My dad died young from a heart attack, but my mom is still kicking at 93; clearly I got my mom’s genes because when they checked me out my heart’s arteries were as clear as a virgin’s conscience.
During my latest exam my doctor wanted to know what kind of exercise my mom got:
“Getting out of bed.”
“How’s her diet?”
“Great, if you like sausage and cream gravy.”
“Is she slim?
Despite all the medical advice thrown our way it seems that genetics trumps diet and exercise. I don’t remember who said it, but when asked about healthy living here’s what that genius came up with:
“All I know is Paul Hornung outlived Jim Fixx.”

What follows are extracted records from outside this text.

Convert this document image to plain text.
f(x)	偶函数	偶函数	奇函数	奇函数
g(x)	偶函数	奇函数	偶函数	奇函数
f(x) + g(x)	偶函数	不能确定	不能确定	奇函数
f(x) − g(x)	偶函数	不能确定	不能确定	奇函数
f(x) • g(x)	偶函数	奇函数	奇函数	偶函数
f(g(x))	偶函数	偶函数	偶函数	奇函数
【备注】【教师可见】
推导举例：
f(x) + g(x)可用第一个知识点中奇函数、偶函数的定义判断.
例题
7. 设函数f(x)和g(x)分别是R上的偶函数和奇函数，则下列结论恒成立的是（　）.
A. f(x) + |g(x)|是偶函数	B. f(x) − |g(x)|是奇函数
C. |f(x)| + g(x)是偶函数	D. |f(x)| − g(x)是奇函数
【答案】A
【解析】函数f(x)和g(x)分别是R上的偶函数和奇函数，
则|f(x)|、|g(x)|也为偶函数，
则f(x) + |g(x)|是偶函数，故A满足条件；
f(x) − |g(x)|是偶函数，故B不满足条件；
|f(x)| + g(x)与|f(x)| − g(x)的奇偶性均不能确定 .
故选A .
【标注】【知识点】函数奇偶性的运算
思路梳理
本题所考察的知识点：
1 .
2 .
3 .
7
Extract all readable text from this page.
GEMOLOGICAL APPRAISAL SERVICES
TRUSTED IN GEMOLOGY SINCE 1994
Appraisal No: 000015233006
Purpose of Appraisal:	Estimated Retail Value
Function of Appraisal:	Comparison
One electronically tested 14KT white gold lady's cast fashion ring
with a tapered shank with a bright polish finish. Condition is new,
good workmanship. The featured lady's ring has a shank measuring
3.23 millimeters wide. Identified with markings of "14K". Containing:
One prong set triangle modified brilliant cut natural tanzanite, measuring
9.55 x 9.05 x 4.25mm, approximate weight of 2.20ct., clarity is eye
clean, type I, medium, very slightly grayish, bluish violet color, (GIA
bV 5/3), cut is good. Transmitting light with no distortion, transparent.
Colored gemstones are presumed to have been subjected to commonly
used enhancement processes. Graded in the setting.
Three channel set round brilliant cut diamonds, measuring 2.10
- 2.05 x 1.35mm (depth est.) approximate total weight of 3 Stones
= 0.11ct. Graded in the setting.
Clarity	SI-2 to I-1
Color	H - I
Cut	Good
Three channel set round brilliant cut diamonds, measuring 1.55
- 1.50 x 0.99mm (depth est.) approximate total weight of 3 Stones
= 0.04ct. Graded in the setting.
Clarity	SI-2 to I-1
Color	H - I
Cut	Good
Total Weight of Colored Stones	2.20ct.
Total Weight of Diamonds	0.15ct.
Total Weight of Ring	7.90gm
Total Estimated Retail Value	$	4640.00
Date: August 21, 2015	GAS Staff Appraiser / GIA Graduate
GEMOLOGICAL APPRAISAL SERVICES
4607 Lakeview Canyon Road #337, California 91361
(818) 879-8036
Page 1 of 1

And just in case those names aren’t familiar: Jim Fixx was an expert on running and died at 52 from a heart attack while out for a jog, Paul Hornung – a running back for the Green Bay Packers – was an expert on partying and if the internet is correct, still alive at 83.
The prostate exam
The grand finale of my yearly physical is the prostate exam and every year my doctor says the same thing: “Sorry about this.”
Every year I reply: “I think it’s worse for you than me.”
I get his finger up my backside once a year; he might have to do that six times a day. By my math – at an average of six prostate exams a day, with two weeks off for much needed therapy – that’s 1,500 prostate exams a year.
Plus, while it’s being done I get to stare at a chart detailing the body’s circulation system; his view is less enticing.
Work with me
I like my doctor and realize he’s just trying to prolong my life or at least make it seem longer because I’m eating such boring food every day. I also realize he’s fighting an uphill battle because I don’t follow his advice.
Him: “Salads are good.”
Me: “Yeah, if you put enough bacon on them.”
But I’m not getting any younger and my bad habits are eventually going to catch up to me, so this year I’m determined to reach my ultimate goal:
Get lighter clothes for next year’s weigh-in.